The monument that still stands there today was a place of pilgrimage for German battlefield buffs, tourists and nationalists looking for signs of Teutonic victory in a war they lost. If not for this singular act of understated monumentalism I would never have been able to find the place where Samsonov killed himself. By going there, I was not only following Samsonov’s final steps, but also the path trod by interwar German nationalists. Strangely enough, the Samsonov monument commemorates Russia’s first catastrophic loss in World War I and Germany’s spiral into nationalism that led to the rise of Nazism. There are few obscure monuments so fraught with history.

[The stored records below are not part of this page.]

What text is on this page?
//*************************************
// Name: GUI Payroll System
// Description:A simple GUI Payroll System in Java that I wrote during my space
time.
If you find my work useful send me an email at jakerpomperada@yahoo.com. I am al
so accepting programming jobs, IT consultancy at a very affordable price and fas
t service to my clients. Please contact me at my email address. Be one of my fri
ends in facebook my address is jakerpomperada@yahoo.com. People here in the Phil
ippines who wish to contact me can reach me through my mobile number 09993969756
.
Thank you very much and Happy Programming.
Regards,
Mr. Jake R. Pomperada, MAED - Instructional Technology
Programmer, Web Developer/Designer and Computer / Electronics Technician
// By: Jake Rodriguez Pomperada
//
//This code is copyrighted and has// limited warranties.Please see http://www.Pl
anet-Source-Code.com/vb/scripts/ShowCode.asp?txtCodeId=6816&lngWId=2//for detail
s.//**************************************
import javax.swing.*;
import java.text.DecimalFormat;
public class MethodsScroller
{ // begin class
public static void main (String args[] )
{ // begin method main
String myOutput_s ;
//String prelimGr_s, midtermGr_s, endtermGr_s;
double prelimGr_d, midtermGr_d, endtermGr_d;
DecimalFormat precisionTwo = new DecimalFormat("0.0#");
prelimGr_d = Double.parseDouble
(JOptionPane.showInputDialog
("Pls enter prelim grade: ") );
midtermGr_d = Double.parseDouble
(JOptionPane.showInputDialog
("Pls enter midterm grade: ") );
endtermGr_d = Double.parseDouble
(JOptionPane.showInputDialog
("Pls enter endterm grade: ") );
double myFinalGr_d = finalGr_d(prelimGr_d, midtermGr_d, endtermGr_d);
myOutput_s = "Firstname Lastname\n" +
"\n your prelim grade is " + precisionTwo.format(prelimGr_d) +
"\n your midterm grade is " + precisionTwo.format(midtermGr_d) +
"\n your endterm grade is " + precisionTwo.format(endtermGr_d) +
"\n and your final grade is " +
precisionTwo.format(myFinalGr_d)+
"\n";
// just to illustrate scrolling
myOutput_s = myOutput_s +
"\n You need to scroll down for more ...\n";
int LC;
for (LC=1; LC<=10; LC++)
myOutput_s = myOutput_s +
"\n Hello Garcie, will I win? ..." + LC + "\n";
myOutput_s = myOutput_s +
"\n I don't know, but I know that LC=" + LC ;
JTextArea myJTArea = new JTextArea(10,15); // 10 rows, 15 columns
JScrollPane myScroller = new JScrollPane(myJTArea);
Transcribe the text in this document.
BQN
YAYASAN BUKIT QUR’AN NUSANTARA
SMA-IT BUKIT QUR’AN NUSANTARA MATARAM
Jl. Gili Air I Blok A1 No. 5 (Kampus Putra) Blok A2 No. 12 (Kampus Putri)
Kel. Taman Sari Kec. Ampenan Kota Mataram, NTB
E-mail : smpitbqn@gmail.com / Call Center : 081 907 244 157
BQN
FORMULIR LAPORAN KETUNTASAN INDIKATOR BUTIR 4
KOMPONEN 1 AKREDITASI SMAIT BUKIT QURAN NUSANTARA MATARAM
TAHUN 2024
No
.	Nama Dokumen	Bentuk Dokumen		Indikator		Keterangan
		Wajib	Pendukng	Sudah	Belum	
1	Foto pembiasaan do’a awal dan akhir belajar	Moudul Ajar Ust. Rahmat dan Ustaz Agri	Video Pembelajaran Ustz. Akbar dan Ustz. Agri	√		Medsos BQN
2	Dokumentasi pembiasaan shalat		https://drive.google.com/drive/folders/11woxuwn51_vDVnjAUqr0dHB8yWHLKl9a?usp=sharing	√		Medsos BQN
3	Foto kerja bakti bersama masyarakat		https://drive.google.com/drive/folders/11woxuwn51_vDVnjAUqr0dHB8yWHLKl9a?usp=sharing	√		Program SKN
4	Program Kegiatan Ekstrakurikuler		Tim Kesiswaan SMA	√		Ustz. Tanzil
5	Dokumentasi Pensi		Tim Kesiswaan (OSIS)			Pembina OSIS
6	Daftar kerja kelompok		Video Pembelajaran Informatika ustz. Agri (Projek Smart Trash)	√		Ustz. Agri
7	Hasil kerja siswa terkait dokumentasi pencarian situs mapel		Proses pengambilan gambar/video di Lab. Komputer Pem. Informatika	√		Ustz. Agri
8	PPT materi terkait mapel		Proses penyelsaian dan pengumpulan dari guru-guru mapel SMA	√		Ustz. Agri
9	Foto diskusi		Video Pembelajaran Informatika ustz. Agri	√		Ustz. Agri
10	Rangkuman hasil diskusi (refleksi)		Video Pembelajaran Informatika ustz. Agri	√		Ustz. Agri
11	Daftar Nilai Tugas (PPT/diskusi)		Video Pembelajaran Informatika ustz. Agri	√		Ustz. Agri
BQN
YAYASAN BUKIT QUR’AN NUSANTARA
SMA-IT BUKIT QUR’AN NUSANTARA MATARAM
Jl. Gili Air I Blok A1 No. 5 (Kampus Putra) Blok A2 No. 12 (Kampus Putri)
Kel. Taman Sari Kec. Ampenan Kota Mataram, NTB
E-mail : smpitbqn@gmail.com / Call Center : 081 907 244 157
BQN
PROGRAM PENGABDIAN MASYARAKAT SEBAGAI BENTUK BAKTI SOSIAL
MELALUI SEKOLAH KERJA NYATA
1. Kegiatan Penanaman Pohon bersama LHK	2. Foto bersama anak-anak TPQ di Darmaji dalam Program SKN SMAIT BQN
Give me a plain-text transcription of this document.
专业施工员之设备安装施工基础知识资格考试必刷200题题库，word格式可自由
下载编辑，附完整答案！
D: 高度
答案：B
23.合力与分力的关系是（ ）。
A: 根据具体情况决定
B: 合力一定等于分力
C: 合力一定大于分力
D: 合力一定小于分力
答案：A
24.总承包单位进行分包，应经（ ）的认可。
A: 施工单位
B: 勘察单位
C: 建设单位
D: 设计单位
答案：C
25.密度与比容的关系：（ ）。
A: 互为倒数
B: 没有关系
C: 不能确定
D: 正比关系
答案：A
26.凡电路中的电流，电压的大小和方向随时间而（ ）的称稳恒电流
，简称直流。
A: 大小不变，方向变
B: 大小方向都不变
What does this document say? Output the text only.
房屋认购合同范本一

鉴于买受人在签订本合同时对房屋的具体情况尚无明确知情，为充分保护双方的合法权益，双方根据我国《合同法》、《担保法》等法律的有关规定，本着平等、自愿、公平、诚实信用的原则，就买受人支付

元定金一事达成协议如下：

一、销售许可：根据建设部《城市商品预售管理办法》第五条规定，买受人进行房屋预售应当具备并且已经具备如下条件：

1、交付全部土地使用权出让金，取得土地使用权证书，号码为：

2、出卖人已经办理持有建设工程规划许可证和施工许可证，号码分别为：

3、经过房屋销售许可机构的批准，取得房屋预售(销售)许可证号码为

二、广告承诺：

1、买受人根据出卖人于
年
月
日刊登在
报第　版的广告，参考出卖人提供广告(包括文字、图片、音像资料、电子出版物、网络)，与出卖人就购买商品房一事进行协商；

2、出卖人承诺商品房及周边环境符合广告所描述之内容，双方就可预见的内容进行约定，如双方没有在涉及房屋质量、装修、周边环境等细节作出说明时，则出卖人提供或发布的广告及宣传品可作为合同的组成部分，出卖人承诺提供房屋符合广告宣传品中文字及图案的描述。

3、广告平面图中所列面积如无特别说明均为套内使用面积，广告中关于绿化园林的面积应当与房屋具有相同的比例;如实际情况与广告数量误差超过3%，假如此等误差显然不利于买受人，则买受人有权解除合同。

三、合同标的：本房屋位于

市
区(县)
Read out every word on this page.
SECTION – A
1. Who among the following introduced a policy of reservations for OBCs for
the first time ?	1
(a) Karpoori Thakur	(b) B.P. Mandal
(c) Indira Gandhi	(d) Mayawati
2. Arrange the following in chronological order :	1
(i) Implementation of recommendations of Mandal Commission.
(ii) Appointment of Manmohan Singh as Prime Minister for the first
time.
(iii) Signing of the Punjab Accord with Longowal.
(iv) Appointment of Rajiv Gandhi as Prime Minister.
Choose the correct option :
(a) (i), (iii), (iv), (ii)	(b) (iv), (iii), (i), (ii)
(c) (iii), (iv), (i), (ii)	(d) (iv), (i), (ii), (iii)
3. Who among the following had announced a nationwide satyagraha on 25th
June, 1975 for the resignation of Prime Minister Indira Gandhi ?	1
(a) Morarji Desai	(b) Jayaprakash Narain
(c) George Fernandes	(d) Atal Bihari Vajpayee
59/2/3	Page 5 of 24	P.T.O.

The destination – Signboard at the Samsonov Monument
Getting There – Out of the Way
Getting to the Samsonov Monument was not easy. Public transport in rural Poland is reliable, but infrequent. Travel arrangements in this part of Poland require careful planning. Train travel to the site was impossible unless I wanted to spend an entire day walking to and from the monument along a roadside. A train did run near the place when the Battle of Tannenberg occurred. I was over a hundred years too late. Grass now covers parts of the derelict tracks. Buses do travel between Wielbark and Nidzica (Niedenburg). There was only one problem. Walking to the monument from the nearest bus stop would have still required an hours-long walk to and from the monument. In addition, I would have probably spent an inordinate amount of time standing at a forlorn rural bus stop. These are little more than a wooden shelter where a couple people can sit. That was if I could locate one. I did not intend to find out.
The only option was to rent a car. This is what me and my travel companion decided to do. My friend did not have an obsessive interest in Samsonov, but he was curious about what happened at Tannenberg. That was good enough for me. Thus, the two of us stationed ourselves in Olsztyn (Allenstein), the nearest major city to the monument. This being the Masurian Lakes region of Poland, Olsztyn is a prosperous provincial city with 150,000 people. It has a small, elegant Old Town, a clutch of magnificent churches, the look of prosperity, and a peacefulness that is far removed from its wartime past. The Samsonov Monument would give an approximation of that past. That was as close as I could get to Samsonov, the battle, and the First World War on the Eastern Front.